LONDON, England - History is on the line at Wimbledon on Saturday as Serena Williams chases her 22nd Grand Slam title when she faces the in-form Angelique Kerber.

Before the two face off on Centre Court, here are 10 points to ponder...

(1) Serena Williams (USA #1) vs (4) Angelique Kerber (GER #4)
Head-To-Head: Williams leads Kerber, 5-2

1) Williams is attempting to equal the Open Era record of major titles.
If Williams wins, she will equal Steffi Graf's Open Era record of 22 Grand Slam titles, and move to within touching distance of Margaret Court's all-time leading tally of 24.

2) And she has a magnificent record in Grand Slam finals.
Serena has only lost six of her 27 Grand Slam finals: the 2001 US Open (to Venus Williams), 2004 Wimbledon (to Maria Sharapova), 2008 Wimbledon (to Venus Williams), 2011 US Open (to Sam Stosur), 2016 Australian Open (to Kerber) and 2016 Roland Garros (to Garbiñe Muguruza). This is the second-best winning percentage in the Open Era after Court (11-1)

3) Kerber was eight years old the last time a German won Wimbledon.
If Kerber wins, she will be the first German woman to win the Wimbledon title since Steffi Graf in 1996.

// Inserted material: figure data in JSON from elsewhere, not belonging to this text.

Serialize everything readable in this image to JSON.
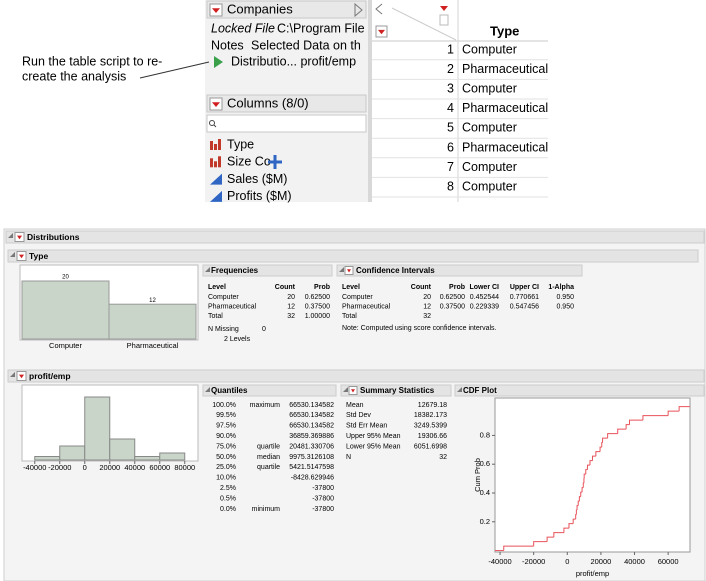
{
  "annotation": [
    "Run the table script to re-",
    "create the analysis"
  ],
  "data_table": {
    "title": "Companies",
    "locked": [
      "Locked File",
      "C:\\Program File"
    ],
    "notes": [
      "Notes",
      "Selected Data on th"
    ],
    "script": "Distributio... profit/emp",
    "columns_title": "Columns (8/0)",
    "columns": [
      "Type",
      "Size Co",
      "Sales ($M)",
      "Profits ($M)"
    ],
    "header": "Type",
    "rows": [
      [
        "1",
        "Computer"
      ],
      [
        "2",
        "Pharmaceutical"
      ],
      [
        "3",
        "Computer"
      ],
      [
        "4",
        "Pharmaceutical"
      ],
      [
        "5",
        "Computer"
      ],
      [
        "6",
        "Pharmaceutical"
      ],
      [
        "7",
        "Computer"
      ],
      [
        "8",
        "Computer"
      ]
    ]
  },
  "report": {
    "title": "Distributions",
    "type_section": {
      "title": "Type",
      "chart": {
        "type": "bar",
        "categories": [
          "Computer",
          "Pharmaceutical"
        ],
        "values": [
          20,
          12
        ],
        "color": "#c9d5c9"
      },
      "frequencies": {
        "title": "Frequencies",
        "header": [
          "Level",
          "Count",
          "Prob"
        ],
        "rows": [
          [
            "Computer",
            "20",
            "0.62500"
          ],
          [
            "Pharmaceutical",
            "12",
            "0.37500"
          ],
          [
            "Total",
            "32",
            "1.00000"
          ]
        ],
        "n_missing": [
          "N Missing",
          "0"
        ],
        "levels": "2 Levels"
      },
      "ci": {
        "title": "Confidence Intervals",
        "header": [
          "Level",
          "Count",
          "Prob",
          "Lower CI",
          "Upper CI",
          "1-Alpha"
        ],
        "rows": [
          [
            "Computer",
            "20",
            "0.62500",
            "0.452544",
            "0.770661",
            "0.950"
          ],
          [
            "Pharmaceutical",
            "12",
            "0.37500",
            "0.229339",
            "0.547456",
            "0.950"
          ],
          [
            "Total",
            "32"
          ]
        ],
        "note": "Note: Computed using score confidence intervals."
      }
    },
    "profit_section": {
      "title": "profit/emp",
      "histogram": {
        "type": "histogram",
        "bins": [
          -40000,
          -20000,
          0,
          20000,
          40000,
          60000,
          80000
        ],
        "counts": [
          1,
          4,
          18,
          6,
          1,
          2
        ],
        "color": "#c9d5c9",
        "xlim": [
          -47000,
          89000
        ],
        "xticks": [
          -40000,
          -20000,
          0,
          20000,
          40000,
          60000,
          80000
        ]
      },
      "quantiles": {
        "title": "Quantiles",
        "rows": [
          [
            "100.0%",
            "maximum",
            "66530.134582"
          ],
          [
            "99.5%",
            "66530.134582"
          ],
          [
            "97.5%",
            "66530.134582"
          ],
          [
            "90.0%",
            "36859.369886"
          ],
          [
            "75.0%",
            "quartile",
            "20481.330706"
          ],
          [
            "50.0%",
            "median",
            "9975.3126108"
          ],
          [
            "25.0%",
            "quartile",
            "5421.5147598"
          ],
          [
            "10.0%",
            "-8428.629946"
          ],
          [
            "2.5%",
            "-37800"
          ],
          [
            "0.5%",
            "-37800"
          ],
          [
            "0.0%",
            "minimum",
            "-37800"
          ]
        ]
      },
      "summary": {
        "title": "Summary Statistics",
        "rows": [
          [
            "Mean",
            "12679.18"
          ],
          [
            "Std Dev",
            "18382.173"
          ],
          [
            "Std Err Mean",
            "3249.5399"
          ],
          [
            "Upper 95% Mean",
            "19306.66"
          ],
          [
            "Lower 95% Mean",
            "6051.6998"
          ],
          [
            "N",
            "32"
          ]
        ]
      },
      "cdf": {
        "type": "line",
        "title": "CDF Plot",
        "xlabel": "profit/emp",
        "ylabel": "Cum Prob",
        "color": "#e8525a",
        "x": [
          -37800,
          -20000,
          -12000,
          -8000,
          -2000,
          1000,
          3500,
          5000,
          5400,
          5800,
          6500,
          7200,
          8000,
          8800,
          9500,
          9900,
          10050,
          11000,
          12000,
          13500,
          15000,
          17000,
          19500,
          20500,
          21000,
          24000,
          30000,
          35000,
          37000,
          45000,
          60000,
          66530
        ],
        "values": [
          0.03125,
          0.0625,
          0.09375,
          0.125,
          0.15625,
          0.1875,
          0.21875,
          0.25,
          0.28125,
          0.3125,
          0.34375,
          0.375,
          0.40625,
          0.4375,
          0.46875,
          0.5,
          0.53125,
          0.5625,
          0.59375,
          0.625,
          0.65625,
          0.6875,
          0.71875,
          0.75,
          0.78125,
          0.8125,
          0.84375,
          0.875,
          0.90625,
          0.9375,
          0.96875,
          1
        ],
        "xlim": [
          -43000,
          73000
        ],
        "ylim": [
          -0.01,
          1.06
        ],
        "xticks": [
          -40000,
          -20000,
          0,
          20000,
          40000,
          60000
        ],
        "yticks": [
          0.2,
          0.4,
          0.6,
          0.8
        ]
      }
    }
  }
}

4) History repeating itself?
If Kerber is looking for good omens, then she will find several by studying the 1996 Championships: Kerber and Graf overcame opponents from five different countries en route to the final; both beat their opponent in a major final earlier in the season - Graf defeated Arantxa Sánchez-Vicario at Roland Garros.

The 1996 final also pitted the No.1 and No.4 seeds against one another. Although, unfortunately for Kerber, on that occasion the No.4 seed came out second best. 

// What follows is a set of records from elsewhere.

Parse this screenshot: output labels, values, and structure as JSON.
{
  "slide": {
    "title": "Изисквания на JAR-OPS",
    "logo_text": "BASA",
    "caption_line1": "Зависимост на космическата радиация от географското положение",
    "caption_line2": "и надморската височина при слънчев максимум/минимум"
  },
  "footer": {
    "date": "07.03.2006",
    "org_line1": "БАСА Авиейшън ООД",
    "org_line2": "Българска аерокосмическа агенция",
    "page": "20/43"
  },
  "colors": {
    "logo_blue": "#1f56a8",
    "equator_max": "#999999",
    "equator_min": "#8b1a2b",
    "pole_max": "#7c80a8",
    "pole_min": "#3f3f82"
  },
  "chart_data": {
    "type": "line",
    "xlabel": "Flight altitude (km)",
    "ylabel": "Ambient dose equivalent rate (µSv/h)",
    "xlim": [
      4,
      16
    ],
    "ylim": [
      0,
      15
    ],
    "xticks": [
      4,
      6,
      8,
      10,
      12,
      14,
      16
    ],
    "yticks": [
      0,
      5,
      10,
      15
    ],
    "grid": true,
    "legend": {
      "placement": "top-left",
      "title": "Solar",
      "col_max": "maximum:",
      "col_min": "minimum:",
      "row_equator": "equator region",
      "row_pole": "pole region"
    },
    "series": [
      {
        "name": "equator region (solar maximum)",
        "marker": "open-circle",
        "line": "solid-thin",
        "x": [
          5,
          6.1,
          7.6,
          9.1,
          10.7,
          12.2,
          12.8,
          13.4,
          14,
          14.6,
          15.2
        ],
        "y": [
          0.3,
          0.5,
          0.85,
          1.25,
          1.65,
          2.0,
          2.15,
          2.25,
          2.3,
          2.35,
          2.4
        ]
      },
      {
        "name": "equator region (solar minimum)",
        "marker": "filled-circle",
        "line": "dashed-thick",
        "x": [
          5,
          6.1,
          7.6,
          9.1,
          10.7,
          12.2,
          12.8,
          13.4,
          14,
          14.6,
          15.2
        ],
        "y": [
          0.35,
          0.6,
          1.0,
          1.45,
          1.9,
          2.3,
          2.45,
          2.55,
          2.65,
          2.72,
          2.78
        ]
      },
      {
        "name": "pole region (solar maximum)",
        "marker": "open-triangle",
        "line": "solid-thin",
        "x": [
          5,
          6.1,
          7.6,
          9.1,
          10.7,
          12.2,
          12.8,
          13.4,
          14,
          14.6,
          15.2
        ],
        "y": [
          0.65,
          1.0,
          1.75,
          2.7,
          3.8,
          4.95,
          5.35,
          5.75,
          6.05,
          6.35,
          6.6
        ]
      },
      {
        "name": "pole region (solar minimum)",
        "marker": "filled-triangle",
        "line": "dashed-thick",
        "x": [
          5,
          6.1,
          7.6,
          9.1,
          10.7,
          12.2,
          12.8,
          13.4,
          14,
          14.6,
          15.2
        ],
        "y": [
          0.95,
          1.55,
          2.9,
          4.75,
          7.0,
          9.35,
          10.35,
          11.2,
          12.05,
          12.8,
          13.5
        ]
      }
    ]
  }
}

5) Serena is trying to become the oldest Grand Slam champion in the Open Era. Again.
If Serena wins, she will break her own record as the oldest woman to win a Grand Slam title in the Open Era. Serena was 33 years and 285 days when she won her 21st major, at last year's Wimbledon; she will be 34 years and 283 days on Saturday.

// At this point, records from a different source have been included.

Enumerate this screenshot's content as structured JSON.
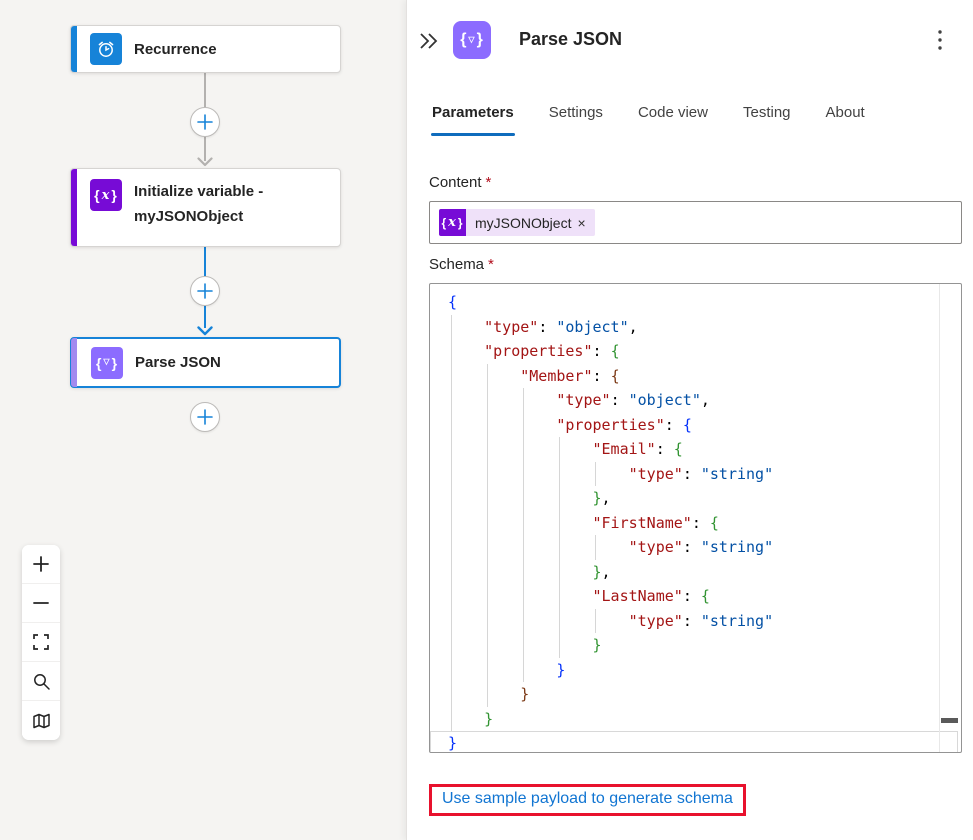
{
  "colors": {
    "accent_blue": "#1683d8",
    "tab_underline": "#0f6cbd",
    "variables_purple": "#770bd6",
    "parse_purple": "#8c6cff",
    "parse_stripe": "#a28aef",
    "link_blue": "#1175d2",
    "annotation_red": "#e8112d",
    "required_red": "#b10e1c"
  },
  "canvas": {
    "nodes": [
      {
        "label": "Recurrence",
        "icon": "recurrence-clock-icon",
        "icon_bg": "#1683d8",
        "stripe": "#1683d8",
        "selected": false
      },
      {
        "label": "Initialize variable - myJSONObject",
        "icon": "variable-fx-icon",
        "icon_bg": "#770bd6",
        "stripe": "#770bd6",
        "selected": false
      },
      {
        "label": "Parse JSON",
        "icon": "parse-json-icon",
        "icon_bg": "#8c6cff",
        "stripe": "#a28aef",
        "selected": true
      }
    ],
    "controls": [
      {
        "icon": "plus-icon"
      },
      {
        "icon": "minus-icon"
      },
      {
        "icon": "fit-screen-icon"
      },
      {
        "icon": "search-icon"
      },
      {
        "icon": "map-icon"
      }
    ]
  },
  "glyphs": {
    "fx": {
      "open": "{",
      "char": "x",
      "close": "}"
    },
    "parse": {
      "open": "{",
      "char": "▽",
      "close": "}"
    }
  },
  "panel": {
    "title": "Parse JSON",
    "tabs": [
      {
        "label": "Parameters",
        "active": true
      },
      {
        "label": "Settings",
        "active": false
      },
      {
        "label": "Code view",
        "active": false
      },
      {
        "label": "Testing",
        "active": false
      },
      {
        "label": "About",
        "active": false
      }
    ],
    "content_field": {
      "label": "Content",
      "required": "*",
      "token": "myJSONObject",
      "token_remove": "×"
    },
    "schema_field": {
      "label": "Schema",
      "required": "*"
    },
    "code": {
      "cursor_line": 19,
      "colors": {
        "k": "#a31515",
        "v": "#0451a5",
        "p": "#000000",
        "b1": "#0431fa",
        "b2": "#319331",
        "b3": "#7b3814"
      },
      "lines": [
        [
          [
            "b1",
            "{"
          ]
        ],
        [
          [
            "p",
            "    "
          ],
          [
            "k",
            "\"type\""
          ],
          [
            "p",
            ": "
          ],
          [
            "v",
            "\"object\""
          ],
          [
            "p",
            ","
          ]
        ],
        [
          [
            "p",
            "    "
          ],
          [
            "k",
            "\"properties\""
          ],
          [
            "p",
            ": "
          ],
          [
            "b2",
            "{"
          ]
        ],
        [
          [
            "p",
            "        "
          ],
          [
            "k",
            "\"Member\""
          ],
          [
            "p",
            ": "
          ],
          [
            "b3",
            "{"
          ]
        ],
        [
          [
            "p",
            "            "
          ],
          [
            "k",
            "\"type\""
          ],
          [
            "p",
            ": "
          ],
          [
            "v",
            "\"object\""
          ],
          [
            "p",
            ","
          ]
        ],
        [
          [
            "p",
            "            "
          ],
          [
            "k",
            "\"properties\""
          ],
          [
            "p",
            ": "
          ],
          [
            "b1",
            "{"
          ]
        ],
        [
          [
            "p",
            "                "
          ],
          [
            "k",
            "\"Email\""
          ],
          [
            "p",
            ": "
          ],
          [
            "b2",
            "{"
          ]
        ],
        [
          [
            "p",
            "                    "
          ],
          [
            "k",
            "\"type\""
          ],
          [
            "p",
            ": "
          ],
          [
            "v",
            "\"string\""
          ]
        ],
        [
          [
            "p",
            "                "
          ],
          [
            "b2",
            "}"
          ],
          [
            "p",
            ","
          ]
        ],
        [
          [
            "p",
            "                "
          ],
          [
            "k",
            "\"FirstName\""
          ],
          [
            "p",
            ": "
          ],
          [
            "b2",
            "{"
          ]
        ],
        [
          [
            "p",
            "                    "
          ],
          [
            "k",
            "\"type\""
          ],
          [
            "p",
            ": "
          ],
          [
            "v",
            "\"string\""
          ]
        ],
        [
          [
            "p",
            "                "
          ],
          [
            "b2",
            "}"
          ],
          [
            "p",
            ","
          ]
        ],
        [
          [
            "p",
            "                "
          ],
          [
            "k",
            "\"LastName\""
          ],
          [
            "p",
            ": "
          ],
          [
            "b2",
            "{"
          ]
        ],
        [
          [
            "p",
            "                    "
          ],
          [
            "k",
            "\"type\""
          ],
          [
            "p",
            ": "
          ],
          [
            "v",
            "\"string\""
          ]
        ],
        [
          [
            "p",
            "                "
          ],
          [
            "b2",
            "}"
          ]
        ],
        [
          [
            "p",
            "            "
          ],
          [
            "b1",
            "}"
          ]
        ],
        [
          [
            "p",
            "        "
          ],
          [
            "b3",
            "}"
          ]
        ],
        [
          [
            "p",
            "    "
          ],
          [
            "b2",
            "}"
          ]
        ],
        [
          [
            "b1",
            "}"
          ]
        ]
      ],
      "guides": [
        {
          "col": 0,
          "from": 2,
          "to": 18
        },
        {
          "col": 4,
          "from": 4,
          "to": 17
        },
        {
          "col": 8,
          "from": 5,
          "to": 16
        },
        {
          "col": 12,
          "from": 7,
          "to": 15
        },
        {
          "col": 16,
          "from": 8,
          "to": 8
        },
        {
          "col": 16,
          "from": 11,
          "to": 11
        },
        {
          "col": 16,
          "from": 14,
          "to": 14
        }
      ]
    },
    "footer_link": "Use sample payload to generate schema"
  }
}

6) Kerber displaying her bouncebackability...
Less than seven weeks ago, Kerber was crashing out in the first round of Roland Garros to Kiki Bertens. Victory over Williams in Saturday's final will see her become just the third player in the Open Era to bounce back from an opening round defeat in Paris by lifting the Venus Rosewater Dish. The other two? Serena (2012) and Venus (2001), of course.

7) Achieving the Serena-Venus double.
Kerber is bidding to become just the eighth woman to beat both Williams sisters at the same tournament. Click here to find out the identity of the magnificent seven to have achieved the feat.

8) Kerber will be back up to No.2 after Wimbledon.
Serena's semifinal victory over Elena Vesnina ended Kerber's slim hopes of overhauling her atop the rankings. However, should the German lift the title, she will trail Williams by less than 500 points.

Meanwhile, the results in south-west London have maintained the status quo atop the Road To Singapore leaderboard; Williams and Kerber will stay in the top two spots, although both are yet to secure qualification for the BNP Paribas WTA Finals Singapore presented by SC Global

9) Kerber's unblemished record.
Kerber has not dropped a set on her way to the final. The last player to win a major without losing a set was Serena at the 2014 US Open. Marion Bartoli was the last to achieve the feat at Wimbledon, in 2013.

10) The exclusive leftie club.
Kerber is attempting to become just the fourth left-hander to be crowned Wimbledon champion in the Open Era. The other three are Ann Jones (1969) Martina Navratilova (1978, 1979, 1982-87, 1990) and Petra Kvitova (2011, 2014). The only other leftie to reach the final was 1992 runner-up Monica Seles.